Two women in white lean toward an unseen prize. Together they tread cautiously, captivated. Tenderly they reach for it, claim it, bathe in it. After a beat, they get a sharp slap in the face—each by her own hand. Meanwhile, seated dancers watch without affect.

Part of the beauty with dance is the wordless space it leaves for interpretation. To catch the shifting imagery of Batsheva Dance Company’s Last Work, you must not blink. Luckily, it is hard to look away. Dancers travel from swan-like grace to a pile of twisted bone at the speed of a finger snap. In a particularly mesmerizing scene, a huddled mass of bodies clasps its many fingers, producing a spine at the center of its collective form.

Some imagery lingers: a woman on a treadmill chases nothing in her party dress and slippers. A man in his work clothes runs against a tide of dancers. The group rows its bodies forward like an ensemble of sea waves while he continues the other way.

Throughout the seventy-five-minute piece, dancers go with and against the music, purposefully and unapologetically. Sometimes they provide percussion with their own bodies. Sometimes they are the very picture of fluid elegance. Stunning physical actors, these performers are able to abandon inhibition, stepping back into their graceful skeletons as they please.

Batsheva Dance Company is a force in the new surge of contemporary ballet, renouncing its aristocratic past and embracing the concept of the stage as a canvas for social commentary. Based in Tel Aviv and named for the baroness who backed its creation in 1964, Batsheva originally focused on American modern dance, under the artistic advisement of Martha Graham. Slowly, the works of emerging Israeli choreographers were incorporated into the repertoire, until finally, Ohad Naharin signed on as director in the 1990s.

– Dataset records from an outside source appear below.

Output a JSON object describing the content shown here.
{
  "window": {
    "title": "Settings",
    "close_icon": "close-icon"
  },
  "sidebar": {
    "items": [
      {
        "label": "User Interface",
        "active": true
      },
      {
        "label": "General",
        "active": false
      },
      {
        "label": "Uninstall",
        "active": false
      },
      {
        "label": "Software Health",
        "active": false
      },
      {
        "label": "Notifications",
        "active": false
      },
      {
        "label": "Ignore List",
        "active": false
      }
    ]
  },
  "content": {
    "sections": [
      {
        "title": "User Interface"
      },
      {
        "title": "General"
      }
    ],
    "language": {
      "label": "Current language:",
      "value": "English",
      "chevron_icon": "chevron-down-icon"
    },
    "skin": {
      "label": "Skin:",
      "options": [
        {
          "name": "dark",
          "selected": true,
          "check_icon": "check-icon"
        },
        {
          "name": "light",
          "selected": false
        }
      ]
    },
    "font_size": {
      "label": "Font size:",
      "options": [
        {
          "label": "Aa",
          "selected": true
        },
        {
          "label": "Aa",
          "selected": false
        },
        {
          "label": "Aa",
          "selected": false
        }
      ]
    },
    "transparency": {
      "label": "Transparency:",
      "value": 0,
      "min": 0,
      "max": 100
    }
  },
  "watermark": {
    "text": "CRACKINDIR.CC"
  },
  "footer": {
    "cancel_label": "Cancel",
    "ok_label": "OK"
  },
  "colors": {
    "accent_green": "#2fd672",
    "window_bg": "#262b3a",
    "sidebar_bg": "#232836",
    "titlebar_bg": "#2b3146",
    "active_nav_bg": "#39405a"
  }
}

By implementing his signature “gaga” technique, Naharin created a category of his own. Gaga requires constant movement: a physical stream of consciousness with a focus on connecting to one’s inner groove. Dancers are encouraged to admit, savor, and respond to their joyful thoughts, sensual experiences, and painful twitches of the mind. In class, company members are encouraged to find a rhythm from inside that they can locate in silence or in sound. Teachers call out prompts—ideas or imagery for the dancers to respond to—and the results often end up on stage.

Gone are the days when dancers were seen and not heard. Inside Naharin’s choreography is the streaming imagination of every individual on stage, ensuring that the curtain opens on a living thing. Hopefully, the title of Last Work is not to be taken literally.

Arrive open-minded and early. The show, which the University Musical Society brings to town January 7 and 8, has tons of beauty, some partial nudity, and no late seating.